Yesterday EPRUC officials met but decided against making any statement in response to Sunday's pointed insistence by Cliff Brittle, chairman of the RFU executive, that "the soul of rugby is not for sale". Many of the major clubs regard Brittle, with his grass-roots constituency, as a prime obstacle to a settlement.
All bar one of the top 20 had boycotted an RFU meeting at Twickenham that was finally attended only by members of the Third and Fourth Divisions plus London Scottish. The boycotters were then taken aback when Tony Hallett, the RFU secretary, insisted that television companies would negotiate only with the union.
In fact the clubs have been in contact with broadcasters throughout the months of their protracted talks with the RFU and would anticipate being in a position to agree a TV deal there and then if the doomsday scenario came to pass and they fulfilled their ultimate threat of breaking away from the union.

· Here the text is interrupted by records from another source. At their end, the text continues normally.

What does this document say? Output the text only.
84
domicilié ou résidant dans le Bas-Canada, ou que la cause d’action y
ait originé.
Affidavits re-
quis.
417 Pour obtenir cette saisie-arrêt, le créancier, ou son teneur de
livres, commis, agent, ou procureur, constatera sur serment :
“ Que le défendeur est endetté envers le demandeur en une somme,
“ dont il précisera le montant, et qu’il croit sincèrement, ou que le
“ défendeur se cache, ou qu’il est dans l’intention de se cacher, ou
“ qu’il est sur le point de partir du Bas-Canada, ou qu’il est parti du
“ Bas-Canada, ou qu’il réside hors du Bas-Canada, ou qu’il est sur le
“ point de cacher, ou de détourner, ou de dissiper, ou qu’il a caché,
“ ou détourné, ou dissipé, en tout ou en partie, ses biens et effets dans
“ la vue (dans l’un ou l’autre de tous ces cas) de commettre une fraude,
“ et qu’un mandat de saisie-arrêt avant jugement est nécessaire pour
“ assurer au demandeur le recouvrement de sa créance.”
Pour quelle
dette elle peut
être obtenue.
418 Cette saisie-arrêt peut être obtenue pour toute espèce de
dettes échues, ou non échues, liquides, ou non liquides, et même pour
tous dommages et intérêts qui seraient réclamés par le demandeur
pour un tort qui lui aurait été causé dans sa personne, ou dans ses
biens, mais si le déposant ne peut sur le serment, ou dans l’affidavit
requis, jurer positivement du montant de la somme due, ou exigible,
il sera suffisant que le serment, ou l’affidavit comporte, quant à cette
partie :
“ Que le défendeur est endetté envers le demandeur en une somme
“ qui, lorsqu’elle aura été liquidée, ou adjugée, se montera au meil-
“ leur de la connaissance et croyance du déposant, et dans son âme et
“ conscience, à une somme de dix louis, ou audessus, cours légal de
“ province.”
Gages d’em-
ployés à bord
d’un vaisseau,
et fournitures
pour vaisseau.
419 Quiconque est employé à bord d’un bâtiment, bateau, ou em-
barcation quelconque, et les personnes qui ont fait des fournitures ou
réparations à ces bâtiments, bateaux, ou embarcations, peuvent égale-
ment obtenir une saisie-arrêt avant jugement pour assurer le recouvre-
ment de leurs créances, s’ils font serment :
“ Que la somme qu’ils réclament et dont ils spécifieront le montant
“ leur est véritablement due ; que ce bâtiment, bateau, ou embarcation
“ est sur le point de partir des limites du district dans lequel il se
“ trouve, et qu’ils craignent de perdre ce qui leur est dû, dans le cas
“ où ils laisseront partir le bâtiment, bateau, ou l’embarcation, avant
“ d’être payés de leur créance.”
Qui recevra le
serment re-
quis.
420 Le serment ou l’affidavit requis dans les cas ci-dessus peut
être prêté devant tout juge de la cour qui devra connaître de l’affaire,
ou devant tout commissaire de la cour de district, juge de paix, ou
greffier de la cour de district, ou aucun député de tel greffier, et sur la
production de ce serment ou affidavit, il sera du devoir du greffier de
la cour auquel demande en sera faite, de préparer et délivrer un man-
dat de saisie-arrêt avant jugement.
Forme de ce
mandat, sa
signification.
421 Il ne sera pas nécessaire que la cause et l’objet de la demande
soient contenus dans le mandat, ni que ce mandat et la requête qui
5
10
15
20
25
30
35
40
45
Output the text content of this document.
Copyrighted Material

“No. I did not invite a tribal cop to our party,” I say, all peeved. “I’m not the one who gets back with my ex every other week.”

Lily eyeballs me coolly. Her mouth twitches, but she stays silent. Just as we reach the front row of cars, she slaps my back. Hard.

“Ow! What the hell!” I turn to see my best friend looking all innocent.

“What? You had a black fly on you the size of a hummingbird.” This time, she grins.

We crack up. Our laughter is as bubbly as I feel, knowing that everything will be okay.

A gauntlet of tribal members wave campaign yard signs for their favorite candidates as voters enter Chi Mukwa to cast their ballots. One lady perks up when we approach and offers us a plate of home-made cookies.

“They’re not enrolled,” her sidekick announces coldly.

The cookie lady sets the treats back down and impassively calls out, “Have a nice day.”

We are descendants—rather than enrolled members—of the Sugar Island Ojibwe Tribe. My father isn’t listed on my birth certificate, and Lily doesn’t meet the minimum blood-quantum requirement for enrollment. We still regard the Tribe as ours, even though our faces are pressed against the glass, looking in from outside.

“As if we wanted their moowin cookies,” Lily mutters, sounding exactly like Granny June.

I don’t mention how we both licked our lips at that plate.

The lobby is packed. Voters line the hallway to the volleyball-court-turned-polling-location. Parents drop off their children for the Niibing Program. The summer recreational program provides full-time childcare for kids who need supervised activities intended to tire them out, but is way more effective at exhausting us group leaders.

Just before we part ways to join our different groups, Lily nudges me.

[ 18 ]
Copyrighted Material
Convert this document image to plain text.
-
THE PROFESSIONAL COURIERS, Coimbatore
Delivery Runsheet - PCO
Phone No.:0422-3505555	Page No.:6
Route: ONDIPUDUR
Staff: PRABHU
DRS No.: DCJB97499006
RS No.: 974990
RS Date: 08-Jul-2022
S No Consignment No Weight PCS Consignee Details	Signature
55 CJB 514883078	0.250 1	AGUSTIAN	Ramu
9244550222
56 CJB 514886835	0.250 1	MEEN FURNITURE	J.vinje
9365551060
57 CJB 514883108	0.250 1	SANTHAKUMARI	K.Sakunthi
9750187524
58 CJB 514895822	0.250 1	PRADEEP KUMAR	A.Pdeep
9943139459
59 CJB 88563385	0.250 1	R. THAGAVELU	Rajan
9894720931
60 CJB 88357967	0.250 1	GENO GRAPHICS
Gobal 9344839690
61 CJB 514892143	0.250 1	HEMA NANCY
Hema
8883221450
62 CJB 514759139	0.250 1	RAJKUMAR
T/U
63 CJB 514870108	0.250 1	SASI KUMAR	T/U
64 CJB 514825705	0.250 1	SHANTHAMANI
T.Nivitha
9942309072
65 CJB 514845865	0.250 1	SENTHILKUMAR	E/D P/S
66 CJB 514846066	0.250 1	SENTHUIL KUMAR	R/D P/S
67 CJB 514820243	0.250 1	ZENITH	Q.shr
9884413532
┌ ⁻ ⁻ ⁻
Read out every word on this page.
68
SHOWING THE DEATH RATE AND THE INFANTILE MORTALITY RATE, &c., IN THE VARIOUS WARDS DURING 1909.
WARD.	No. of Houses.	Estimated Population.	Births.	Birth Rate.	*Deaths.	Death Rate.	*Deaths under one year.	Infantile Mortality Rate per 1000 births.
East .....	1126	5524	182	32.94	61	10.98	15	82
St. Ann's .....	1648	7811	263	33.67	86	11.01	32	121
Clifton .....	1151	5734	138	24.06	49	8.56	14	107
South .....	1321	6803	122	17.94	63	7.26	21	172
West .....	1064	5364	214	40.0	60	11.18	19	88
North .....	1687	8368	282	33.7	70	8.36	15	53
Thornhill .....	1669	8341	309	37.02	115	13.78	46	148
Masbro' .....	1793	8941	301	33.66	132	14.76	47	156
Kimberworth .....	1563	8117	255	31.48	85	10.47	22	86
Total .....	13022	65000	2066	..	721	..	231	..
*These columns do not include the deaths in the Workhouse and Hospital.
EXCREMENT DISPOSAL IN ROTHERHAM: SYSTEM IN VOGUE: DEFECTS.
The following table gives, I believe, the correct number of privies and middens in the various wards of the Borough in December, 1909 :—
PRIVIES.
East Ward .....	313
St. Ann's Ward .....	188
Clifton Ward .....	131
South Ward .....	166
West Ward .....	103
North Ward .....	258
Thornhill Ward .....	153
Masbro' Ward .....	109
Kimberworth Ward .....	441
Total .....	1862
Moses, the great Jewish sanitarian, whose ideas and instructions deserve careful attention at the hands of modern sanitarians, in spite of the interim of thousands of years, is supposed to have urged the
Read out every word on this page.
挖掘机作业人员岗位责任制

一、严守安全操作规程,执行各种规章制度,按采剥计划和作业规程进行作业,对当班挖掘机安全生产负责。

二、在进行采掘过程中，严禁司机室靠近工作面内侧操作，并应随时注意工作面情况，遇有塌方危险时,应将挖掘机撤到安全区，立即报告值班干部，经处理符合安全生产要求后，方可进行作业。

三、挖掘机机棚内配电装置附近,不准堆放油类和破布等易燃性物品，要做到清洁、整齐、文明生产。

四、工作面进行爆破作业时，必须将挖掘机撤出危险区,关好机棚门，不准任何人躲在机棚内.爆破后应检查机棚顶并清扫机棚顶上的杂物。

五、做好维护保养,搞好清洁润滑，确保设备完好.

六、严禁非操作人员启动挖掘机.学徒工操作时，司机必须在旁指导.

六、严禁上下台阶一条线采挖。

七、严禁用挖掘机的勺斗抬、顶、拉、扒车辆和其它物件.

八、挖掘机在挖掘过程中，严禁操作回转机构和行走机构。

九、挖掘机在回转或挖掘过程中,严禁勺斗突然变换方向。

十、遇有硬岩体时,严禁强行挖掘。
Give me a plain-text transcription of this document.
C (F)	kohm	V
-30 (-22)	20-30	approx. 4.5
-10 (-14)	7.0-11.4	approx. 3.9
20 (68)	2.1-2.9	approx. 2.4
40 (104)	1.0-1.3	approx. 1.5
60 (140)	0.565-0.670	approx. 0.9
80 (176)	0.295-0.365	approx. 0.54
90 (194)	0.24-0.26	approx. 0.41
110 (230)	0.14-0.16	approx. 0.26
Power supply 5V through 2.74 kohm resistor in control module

The uncertainty is creating additional strains within clubs already apprehensive about how they will finance professionalism if they are blocked from taking the lion's share of TV revenue. "I have never known a situation where we are into April and still have no idea about our fixture list for next season," one First Division club officer said yesterday.
n Garin Jenkins, the Wales reserve hooker, said yesterday that he was considering an offer to join Bath, the English league leaders, from Swansea as an eventual successor to Graham Dawe.